Il direttore artistico dell’International Documentary Festival Amsterdam (IDFA), Orwa Nyrabia, ha inizialmente applaudito la protesta, ma in seguito ha condannato lo slogan.
Il regista palestinese Basma Alsharif, che è stato tra coloro che hanno abbandonato il festival, ha accusato Nyrabia di diffondere disinformazione.
“Questo tipo di propaganda contro l’antisemitismo dei palestinesi è ciò che è stato ampiamente utilizzato contro di noi per molto tempo”, ha detto Alsharif ad Al Jazeera dello slogan “dal fiume al mare”, che è considerato un grido di battaglia da parte dei pro – Manifestanti palestinesi, ma un appello alla distruzione di Israele da parte dei sostenitori dello Stato ebraico.
“Ci sono stati decenni di lotta per ottenerlo [misinterpretation] chiarito e chiarito ma è molto chiaro che non funziona, perché [accusations like this] vengono usati in modo molto aggressivo contro di noi in questo momento”.

Nathan Thrall, un acclamato autore americano residente a Gerusalemme, aspettava con ansia il lancio a Londra del suo libro, A Day in the Life of Abed Salama: A Palestine Story, il 12 ottobre, ma l’evento è stato improvvisamente annullato dalla polizia per motivi di sicurezza. .
Il Festival della Letteratura Palestinese, che lo avrebbe dovuto ospitare, ha annunciato il provvedimento, che la polizia metropolitana di Londra non ha smentito; “Non commentiamo i consigli di sicurezza forniti ai singoli individui”, hanno detto ad Al Jazeera.

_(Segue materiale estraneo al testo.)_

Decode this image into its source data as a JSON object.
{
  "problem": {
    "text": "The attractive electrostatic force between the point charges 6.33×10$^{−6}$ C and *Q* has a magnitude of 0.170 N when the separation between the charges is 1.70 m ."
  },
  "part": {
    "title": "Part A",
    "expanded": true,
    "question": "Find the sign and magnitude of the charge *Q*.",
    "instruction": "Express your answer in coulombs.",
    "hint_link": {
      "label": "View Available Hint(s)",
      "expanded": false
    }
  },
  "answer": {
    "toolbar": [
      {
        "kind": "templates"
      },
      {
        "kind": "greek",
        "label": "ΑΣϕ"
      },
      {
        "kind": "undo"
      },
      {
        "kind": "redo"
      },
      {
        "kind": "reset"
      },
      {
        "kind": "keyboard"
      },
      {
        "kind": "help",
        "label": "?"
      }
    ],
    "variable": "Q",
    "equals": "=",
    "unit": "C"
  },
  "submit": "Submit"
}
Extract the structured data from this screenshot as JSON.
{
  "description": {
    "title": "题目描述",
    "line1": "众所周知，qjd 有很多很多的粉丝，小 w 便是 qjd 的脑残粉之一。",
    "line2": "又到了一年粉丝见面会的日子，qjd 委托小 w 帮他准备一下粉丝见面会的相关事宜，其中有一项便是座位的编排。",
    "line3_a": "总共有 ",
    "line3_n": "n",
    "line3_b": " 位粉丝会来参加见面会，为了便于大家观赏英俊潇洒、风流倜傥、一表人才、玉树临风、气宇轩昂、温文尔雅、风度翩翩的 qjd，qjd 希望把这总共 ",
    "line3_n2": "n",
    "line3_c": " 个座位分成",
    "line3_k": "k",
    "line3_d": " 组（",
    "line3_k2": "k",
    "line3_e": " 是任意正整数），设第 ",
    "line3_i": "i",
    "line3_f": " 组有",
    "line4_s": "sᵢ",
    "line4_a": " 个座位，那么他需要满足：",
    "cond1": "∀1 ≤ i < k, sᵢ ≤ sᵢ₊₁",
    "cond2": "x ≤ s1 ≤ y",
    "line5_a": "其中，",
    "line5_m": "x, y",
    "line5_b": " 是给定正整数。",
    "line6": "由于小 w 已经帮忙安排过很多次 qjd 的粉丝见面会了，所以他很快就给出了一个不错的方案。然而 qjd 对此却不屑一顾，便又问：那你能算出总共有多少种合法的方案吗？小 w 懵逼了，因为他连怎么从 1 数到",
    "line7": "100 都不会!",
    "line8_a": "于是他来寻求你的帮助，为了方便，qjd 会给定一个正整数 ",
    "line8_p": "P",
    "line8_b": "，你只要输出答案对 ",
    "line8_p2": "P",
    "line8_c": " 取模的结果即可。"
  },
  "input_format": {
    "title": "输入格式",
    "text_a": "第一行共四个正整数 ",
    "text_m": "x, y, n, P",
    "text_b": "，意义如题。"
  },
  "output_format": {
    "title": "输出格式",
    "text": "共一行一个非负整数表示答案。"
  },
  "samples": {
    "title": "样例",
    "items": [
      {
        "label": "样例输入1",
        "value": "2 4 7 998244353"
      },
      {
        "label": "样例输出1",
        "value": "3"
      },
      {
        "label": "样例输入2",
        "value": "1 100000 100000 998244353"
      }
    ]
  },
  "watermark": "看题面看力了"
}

Il lavoro di saggistica narrativa di Thrall descrive in dettaglio le sfide affrontate dai palestinesi sotto l’occupazione israeliana.
Ha detto ad Al Jazeera che la sua apparizione a Londra è stata il “più grande evento del mio tour del libro”.
“Era un periodo in cui l’atmosfera nel Regno Unito era molto forte [politically] ostile alle espressioni di simpatia per i palestinesi”, ha detto Thrall.
Lo scrittore, i cui eventi legati al libro negli Stati Uniti sono stati cancellati, ha aggiunto: “Ovviamente, non vorrei organizzare un evento se ci fosse davvero un problema di sicurezza”, ma si è chiesto se “gli eventi incentrati su un libro pro-Israele avrebbero avuto lo stesso effetto”. stesse preoccupazioni per la sicurezza”.
Dopo quasi due mesi di cancellazioni e condanne, i creativi filo-palestinesi in Europa vedono un futuro incerto.
“Essere un artista è già così precario”, ha detto Alsharif. «Allora come è possibile che la visione politica personale di qualcuno su qualcosa nel settore culturale [can be] punito?
“È un precedente molto pericoloso. E se non ti alzi allora vuol dire qualunque cosa [you say or do] può essere esaminato se non rientra nell’ordine del giorno”.